Some concerning things to look for within your own locker room or with your opponents include:
- Blatant avoiding of teammates.
- Arms crossed.
- Fingernail biting.
- Attention away from the action.
- Anger outside of passion for the game.
- Non-participation in celebrations, high-fives, etc.
- Joking or talking during huddles, time out, etc.
- Trying to look “cool.”
The intensity of the game may not allow you to see these things in real time, but studying the bench or sideline on film can assist. The eye in the sky never lies.
Last, but not least, strength coaches can use game film to evaluate simple biomechanics of their athletes.
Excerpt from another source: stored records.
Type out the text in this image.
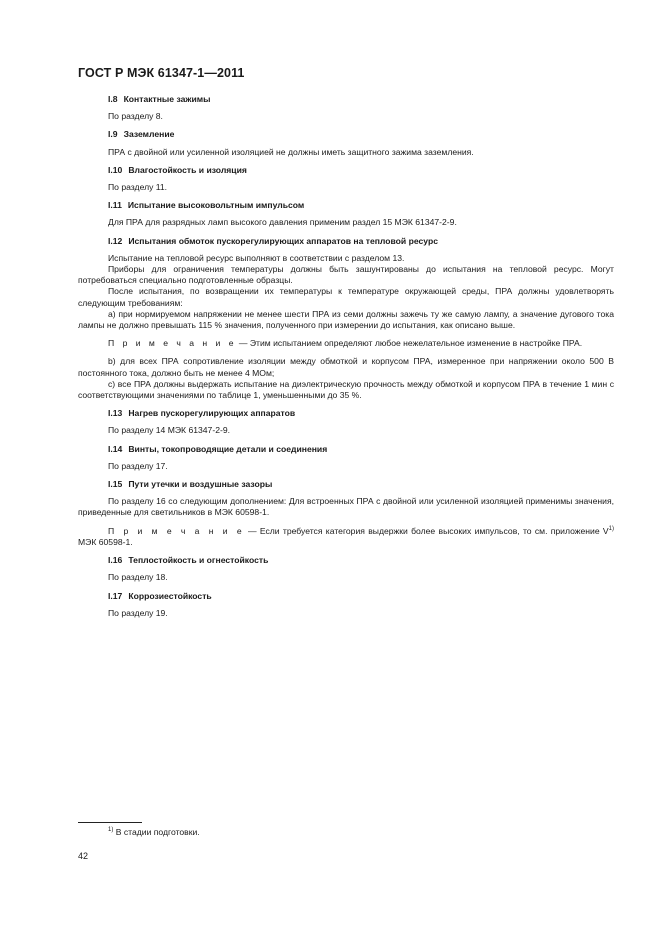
ГОСТ Р МЭК 61347-1—2011
I.8 Контактные зажимы

По разделу 8.

I.9 Заземление

ПРА с двойной или усиленной изоляцией не должны иметь защитного зажима заземления.

I.10 Влагостойкость и изоляция

По разделу 11.

I.11 Испытание высоковольтным импульсом

Для ПРА для разрядных ламп высокого давления применим раздел 15 МЭК 61347-2-9.

I.12 Испытания обмоток пускорегулирующих аппаратов на тепловой ресурс

Испытание на тепловой ресурс выполняют в соответствии с разделом 13.

Приборы для ограничения температуры должны быть зашунтированы до испытания на тепловой ресурс. Могут потребоваться специально подготовленные образцы.

После испытания, по возвращении их температуры к температуре окружающей среды, ПРА должны удовлетворять следующим требованиям:

а) при нормируемом напряжении не менее шести ПРА из семи должны зажечь ту же самую лампу, а значение дугового тока лампы не должно превышать 115 % значения, полученного при измерении до испытания, как описано выше.

П р и м е ч а н и е — Этим испытанием определяют любое нежелательное изменение в настройке ПРА.

b) для всех ПРА сопротивление изоляции между обмоткой и корпусом ПРА, измеренное при напряжении около 500 В постоянного тока, должно быть не менее 4 МОм;

с) все ПРА должны выдержать испытание на диэлектрическую прочность между обмоткой и корпусом ПРА в течение 1 мин с соответствующими значениями по таблице 1, уменьшенными до 35 %.

I.13 Нагрев пускорегулирующих аппаратов

По разделу 14 МЭК 61347-2-9.

I.14 Винты, токопроводящие детали и соединения

По разделу 17.

I.15 Пути утечки и воздушные зазоры

По разделу 16 со следующим дополнением: Для встроенных ПРА с двойной или усиленной изоляцией применимы значения, приведенные для светильников в МЭК 60598-1.

П р и м е ч а н и е — Если требуется категория выдержки более высоких импульсов, то см. приложение $V^{1)}$ МЭК 60598-1.

I.16 Теплостойкость и огнестойкость

По разделу 18.

I.17 Коррозиестойкость

По разделу 19.

$^{1)}$ В стадии подготовки.
42
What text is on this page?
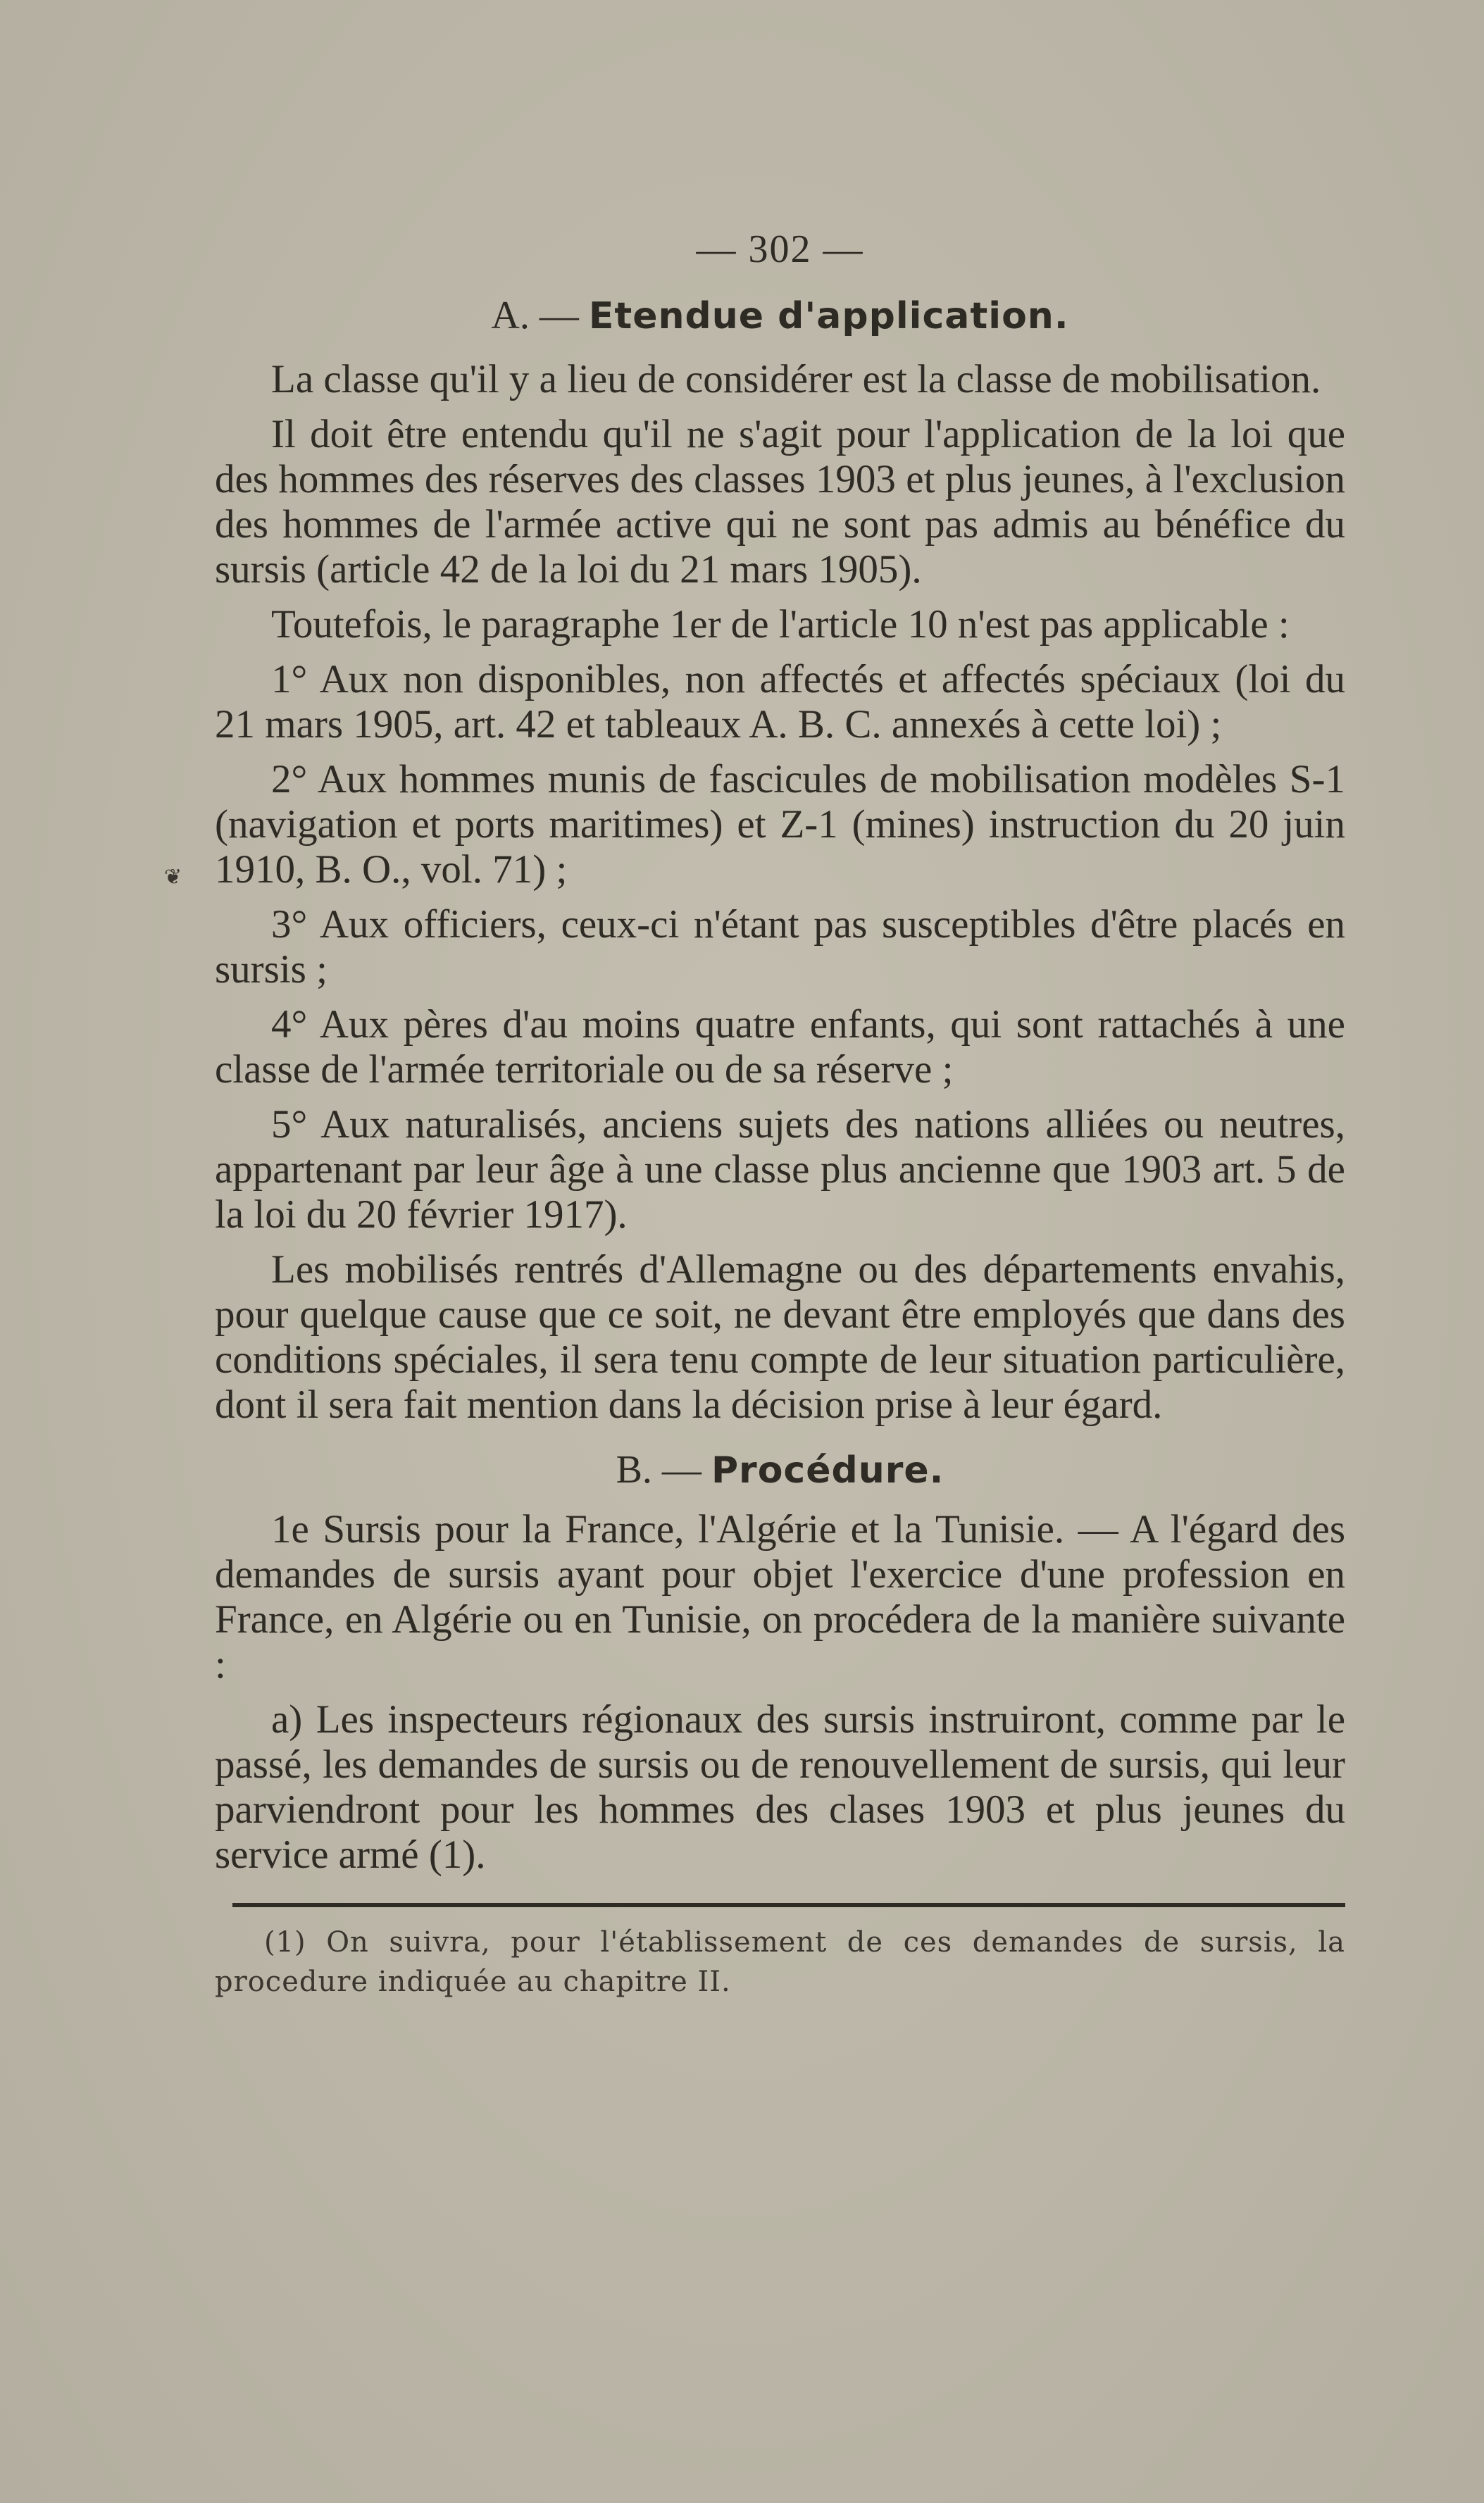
❦
— 302 —
A. — Etendue d'application.

La classe qu'il y a lieu de considérer est la classe de mobilisation.

Il doit être entendu qu'il ne s'agit pour l'application de la loi que des hommes des réserves des classes 1903 et plus jeunes, à l'exclusion des hommes de l'armée active qui ne sont pas admis au bénéfice du sursis (article 42 de la loi du 21 mars 1905).

Toutefois, le paragraphe 1er de l'article 10 n'est pas applicable :

1° Aux non disponibles, non affectés et affectés spéciaux (loi du 21 mars 1905, art. 42 et tableaux A. B. C. annexés à cette loi) ;

2° Aux hommes munis de fascicules de mobilisation modèles S-1 (navigation et ports maritimes) et Z-1 (mines) instruction du 20 juin 1910, B. O., vol. 71) ;

3° Aux officiers, ceux-ci n'étant pas susceptibles d'être placés en sursis ;

4° Aux pères d'au moins quatre enfants, qui sont rattachés à une classe de l'armée territoriale ou de sa réserve ;

5° Aux naturalisés, anciens sujets des nations alliées ou neutres, appartenant par leur âge à une classe plus ancienne que 1903 art. 5 de la loi du 20 février 1917).

Les mobilisés rentrés d'Allemagne ou des départements envahis, pour quelque cause que ce soit, ne devant être employés que dans des conditions spéciales, il sera tenu compte de leur situation particulière, dont il sera fait mention dans la décision prise à leur égard.

B. — Procédure.

1e Sursis pour la France, l'Algérie et la Tunisie. — A l'égard des demandes de sursis ayant pour objet l'exercice d'une profession en France, en Algérie ou en Tunisie, on procédera de la manière suivante :

a) Les inspecteurs régionaux des sursis instruiront, comme par le passé, les demandes de sursis ou de renouvellement de sursis, qui leur parviendront pour les hommes des clases 1903 et plus jeunes du service armé (1).

(1) On suivra, pour l'établissement de ces demandes de sursis, la procedure indiquée au chapitre II.
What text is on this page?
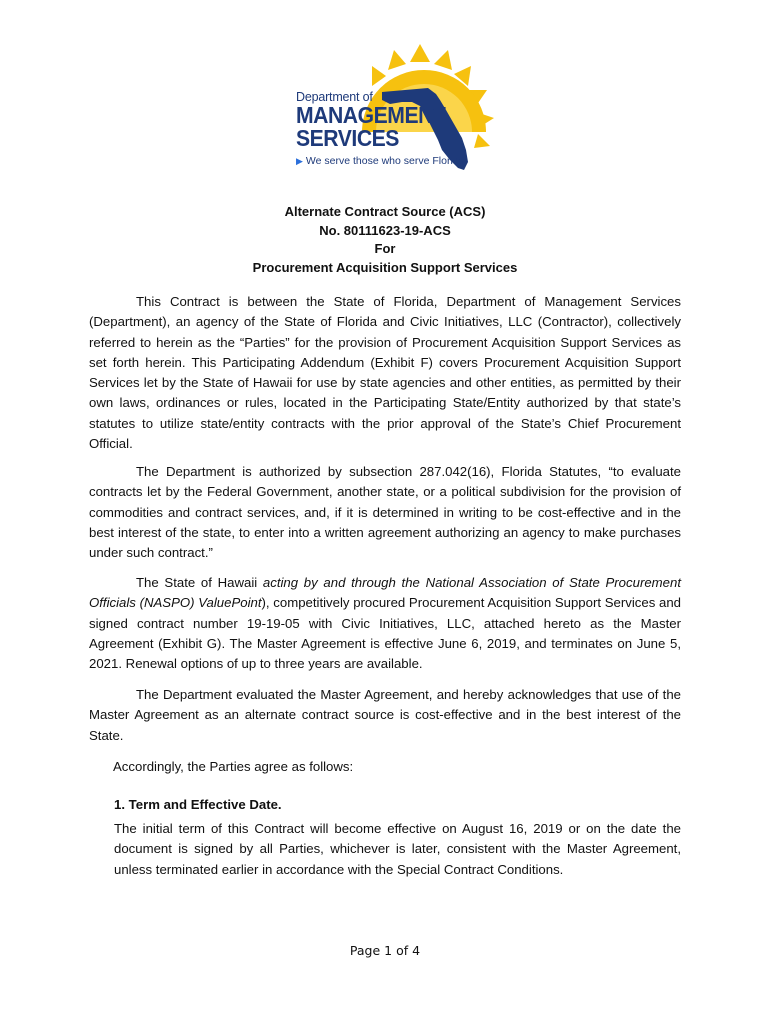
Department of
MANAGEMENT
SERVICES
▶ We serve those who serve Florida
Alternate Contract Source (ACS)
No. 80111623-19-ACS
For
Procurement Acquisition Support Services

This Contract is between the State of Florida, Department of Management Services (Department), an agency of the State of Florida and Civic Initiatives, LLC (Contractor), collectively referred to herein as the “Parties” for the provision of Procurement Acquisition Support Services as set forth herein. This Participating Addendum (Exhibit F) covers Procurement Acquisition Support Services let by the State of Hawaii for use by state agencies and other entities, as permitted by their own laws, ordinances or rules, located in the Participating State/Entity authorized by that state’s statutes to utilize state/entity contracts with the prior approval of the State’s Chief Procurement Official.

The Department is authorized by subsection 287.042(16), Florida Statutes, “to evaluate contracts let by the Federal Government, another state, or a political subdivision for the provision of commodities and contract services, and, if it is determined in writing to be cost-effective and in the best interest of the state, to enter into a written agreement authorizing an agency to make purchases under such contract.”

The State of Hawaii acting by and through the National Association of State Procurement Officials (NASPO) ValuePoint), competitively procured Procurement Acquisition Support Services and signed contract number 19-19-05 with Civic Initiatives, LLC, attached hereto as the Master Agreement (Exhibit G). The Master Agreement is effective June 6, 2019, and terminates on June 5, 2021. Renewal options of up to three years are available.

The Department evaluated the Master Agreement, and hereby acknowledges that use of the Master Agreement as an alternate contract source is cost-effective and in the best interest of the State.

Accordingly, the Parties agree as follows:

1. Term and Effective Date.

The initial term of this Contract will become effective on August 16, 2019 or on the date the document is signed by all Parties, whichever is later, consistent with the Master Agreement, unless terminated earlier in accordance with the Special Contract Conditions.

Page 1 of 4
Training can never, ever mimic the chaotic environment of a game or the demands that athletes must meet, so what you see on film may tell a different story compared to how you see an athlete perform in the weight room.
Sports and strength training usually won’t look similar, so don’t overly concern yourself with strength training movement principles that don’t transfer to the game. However, the effects of that strength training should transfer. If you perform squats to develop strength and power in the lower body, but you see an athlete on film who clearly lacks those qualities, you can take it upon yourself to program them accordingly.
Getting the Most Value From Film Study
Watching the movements of your athletes on film can potentially tell you what they lack in terms of transfer of training. This gives you extremely valuable programming insight because you can make micro-adjustments to the program of an athlete who may need a little more of this and a little less of that, or you can simply prescribe some supplemental work tailored to their needs.
The possibilities are endless, and the results are real.
If you want to be a great coach or athlete, you have to be willing to put in the extra work. Actually, scratch that—if you want to be good at anything in life, you have to be willing to work for it. To me, film study is a no-brainer, but what you look for and how you watch the film can differentiate you even more.